第4章 蒼き隻眼竜の逆鱗 * 伊達政宗
「政宗、私はね……!」
と、美依が何か意を決したように口を開いた。
だが…もう遅い。
俺は美依の言葉を遮るように、その口元に人差し指を当てる。
そして我ながら冷たい笑みを浮かべ…
美依に向かって、これまた冷たい言葉を放った。
「駄目だ、ただの言い訳は聞いてやらない」
「……!」
「……美依」
口元から手を離すと、美依の顎を掬い上げる。
真ん丸く目を瞠り、言葉を失う美依に…
俺は冷艶に言ってやる。
それは───………
剥き出しの、激しく燃ゆる『嫉妬』。
「────悪い子には、お仕置きだ」
「んっっ……!」
俺はそのまま、噛み付くように美依に口づけた。
強引に唇を割り、舌を絡め取って奥まで乱暴にまさぐる。
歯列をなぞり、上顎をくすぐり…
美依の"蕩ける"口づけは熟知しているが、今回はそんなに優しく溶かしてやる気はない。
吐息すら奪うように深く唇を重ねれば…
美依は抵抗するように俺の胸元を押し返してきた。
「んっ…ぁ、んぅ……っっ!」
どうやら息も出来ないらしい。
離そうとする唇に噛みつき、隙間なくぴったり重ねてひたすらに貪る。
次第に美依は俺の胸をどんどんとこぶしで叩いてきたが、その手を捕らえて壁に縫いつけた。

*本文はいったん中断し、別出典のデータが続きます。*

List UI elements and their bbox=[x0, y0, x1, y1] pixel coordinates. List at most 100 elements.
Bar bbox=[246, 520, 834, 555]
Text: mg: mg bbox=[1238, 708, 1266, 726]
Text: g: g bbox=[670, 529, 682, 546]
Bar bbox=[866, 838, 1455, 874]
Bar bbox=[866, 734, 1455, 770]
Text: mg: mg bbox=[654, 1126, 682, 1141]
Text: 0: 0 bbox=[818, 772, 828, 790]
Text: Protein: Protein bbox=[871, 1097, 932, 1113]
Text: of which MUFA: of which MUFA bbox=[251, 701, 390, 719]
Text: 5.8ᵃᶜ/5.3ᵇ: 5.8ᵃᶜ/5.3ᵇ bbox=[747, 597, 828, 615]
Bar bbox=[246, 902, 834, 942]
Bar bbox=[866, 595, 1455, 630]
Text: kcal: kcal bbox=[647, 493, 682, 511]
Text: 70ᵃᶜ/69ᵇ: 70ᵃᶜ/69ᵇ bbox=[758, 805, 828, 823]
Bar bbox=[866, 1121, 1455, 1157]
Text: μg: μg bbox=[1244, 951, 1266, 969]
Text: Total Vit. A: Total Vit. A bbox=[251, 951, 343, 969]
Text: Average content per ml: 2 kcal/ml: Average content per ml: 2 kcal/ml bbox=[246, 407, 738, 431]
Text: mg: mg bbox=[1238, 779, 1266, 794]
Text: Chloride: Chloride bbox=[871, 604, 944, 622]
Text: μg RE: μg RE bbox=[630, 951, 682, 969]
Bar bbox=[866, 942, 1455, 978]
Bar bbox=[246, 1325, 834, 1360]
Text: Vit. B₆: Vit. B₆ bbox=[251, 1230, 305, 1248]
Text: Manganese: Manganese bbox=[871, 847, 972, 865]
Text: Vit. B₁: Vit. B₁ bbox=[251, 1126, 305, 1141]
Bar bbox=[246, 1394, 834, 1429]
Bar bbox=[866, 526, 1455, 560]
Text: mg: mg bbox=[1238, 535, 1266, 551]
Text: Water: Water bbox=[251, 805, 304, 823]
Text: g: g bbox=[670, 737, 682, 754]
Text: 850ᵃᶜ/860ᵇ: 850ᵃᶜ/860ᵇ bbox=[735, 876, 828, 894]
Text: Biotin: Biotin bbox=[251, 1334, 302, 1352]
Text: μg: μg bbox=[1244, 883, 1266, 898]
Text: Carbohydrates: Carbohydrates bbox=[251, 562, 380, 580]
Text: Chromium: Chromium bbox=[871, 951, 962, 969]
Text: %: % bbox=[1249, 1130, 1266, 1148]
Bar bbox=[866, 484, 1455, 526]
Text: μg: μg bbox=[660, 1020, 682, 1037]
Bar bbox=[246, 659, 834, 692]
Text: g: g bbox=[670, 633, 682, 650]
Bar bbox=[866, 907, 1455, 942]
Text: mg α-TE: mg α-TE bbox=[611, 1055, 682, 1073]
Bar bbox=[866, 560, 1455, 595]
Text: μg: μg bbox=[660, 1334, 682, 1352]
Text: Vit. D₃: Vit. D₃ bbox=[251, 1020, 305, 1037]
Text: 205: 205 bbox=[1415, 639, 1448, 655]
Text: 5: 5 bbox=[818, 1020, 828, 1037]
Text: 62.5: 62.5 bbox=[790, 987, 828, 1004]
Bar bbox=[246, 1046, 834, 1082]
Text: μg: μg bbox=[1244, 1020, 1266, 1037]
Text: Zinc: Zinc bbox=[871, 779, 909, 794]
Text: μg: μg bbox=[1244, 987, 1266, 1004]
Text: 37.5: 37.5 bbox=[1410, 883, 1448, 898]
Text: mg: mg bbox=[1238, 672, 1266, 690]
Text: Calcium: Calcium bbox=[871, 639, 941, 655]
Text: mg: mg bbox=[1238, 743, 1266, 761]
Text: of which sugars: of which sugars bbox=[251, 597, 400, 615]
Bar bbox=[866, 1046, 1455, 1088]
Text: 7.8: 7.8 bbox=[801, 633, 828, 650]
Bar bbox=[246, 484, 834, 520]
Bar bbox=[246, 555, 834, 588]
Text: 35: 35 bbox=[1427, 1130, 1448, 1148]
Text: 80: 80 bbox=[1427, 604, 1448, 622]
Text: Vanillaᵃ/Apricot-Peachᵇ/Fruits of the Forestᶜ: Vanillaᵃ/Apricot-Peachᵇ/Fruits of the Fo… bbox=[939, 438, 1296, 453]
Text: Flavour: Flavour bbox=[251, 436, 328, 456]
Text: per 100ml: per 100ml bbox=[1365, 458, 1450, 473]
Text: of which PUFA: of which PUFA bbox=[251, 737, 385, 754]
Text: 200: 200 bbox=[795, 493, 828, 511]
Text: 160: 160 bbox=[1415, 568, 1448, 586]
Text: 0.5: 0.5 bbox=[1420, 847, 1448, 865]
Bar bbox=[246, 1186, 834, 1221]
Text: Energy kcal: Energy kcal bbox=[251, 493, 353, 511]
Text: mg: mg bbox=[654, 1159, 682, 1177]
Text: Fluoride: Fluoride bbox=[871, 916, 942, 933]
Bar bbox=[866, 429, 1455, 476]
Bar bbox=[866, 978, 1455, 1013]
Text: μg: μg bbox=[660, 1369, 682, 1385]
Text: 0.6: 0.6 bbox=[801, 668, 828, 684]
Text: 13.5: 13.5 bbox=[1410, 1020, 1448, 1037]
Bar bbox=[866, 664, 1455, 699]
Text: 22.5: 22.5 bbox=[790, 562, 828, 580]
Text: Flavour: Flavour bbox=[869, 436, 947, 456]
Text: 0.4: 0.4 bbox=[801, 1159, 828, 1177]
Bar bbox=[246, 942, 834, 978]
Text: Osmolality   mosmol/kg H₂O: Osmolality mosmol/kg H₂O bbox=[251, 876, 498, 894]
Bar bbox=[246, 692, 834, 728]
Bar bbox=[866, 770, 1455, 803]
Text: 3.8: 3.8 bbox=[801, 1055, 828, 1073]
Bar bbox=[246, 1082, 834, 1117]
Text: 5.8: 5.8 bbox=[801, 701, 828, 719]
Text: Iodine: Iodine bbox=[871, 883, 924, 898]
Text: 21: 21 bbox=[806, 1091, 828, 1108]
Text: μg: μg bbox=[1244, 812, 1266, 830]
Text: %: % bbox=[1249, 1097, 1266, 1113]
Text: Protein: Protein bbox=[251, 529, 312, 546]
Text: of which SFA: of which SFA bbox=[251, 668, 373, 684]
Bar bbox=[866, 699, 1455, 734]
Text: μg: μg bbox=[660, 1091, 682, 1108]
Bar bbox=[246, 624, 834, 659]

小さな躰を壁に拘束して、身動きすら封じて、その唇から熱を注いでいく。
美依の顔が赤くなり…
瞳が潤んできた所で、俺はようやく離してやった。
唇同士の間には透明な糸が引き、いやらしく光って。
さすれば、美依は急いで酸素を取り込み、浅く荒い息を吐く。
「はぁっ、はぁっ…はぁっ」
「俺の口づけ、お前好きだろ?」
「まさむ……」
「だがな…今回は悦ばす訳にはいかねぇ」
「……っ」
「お前についた他の男の"色"…俺の色に塗り替える」
俺は片手でぐいっと襟元を引っ張った。
首筋の右側、襟で隠れるか隠れないか…のギリギリの場所にあるのは赤い華。
俺じゃない男がつけた…
美依の"所有"を主張するかのような痕。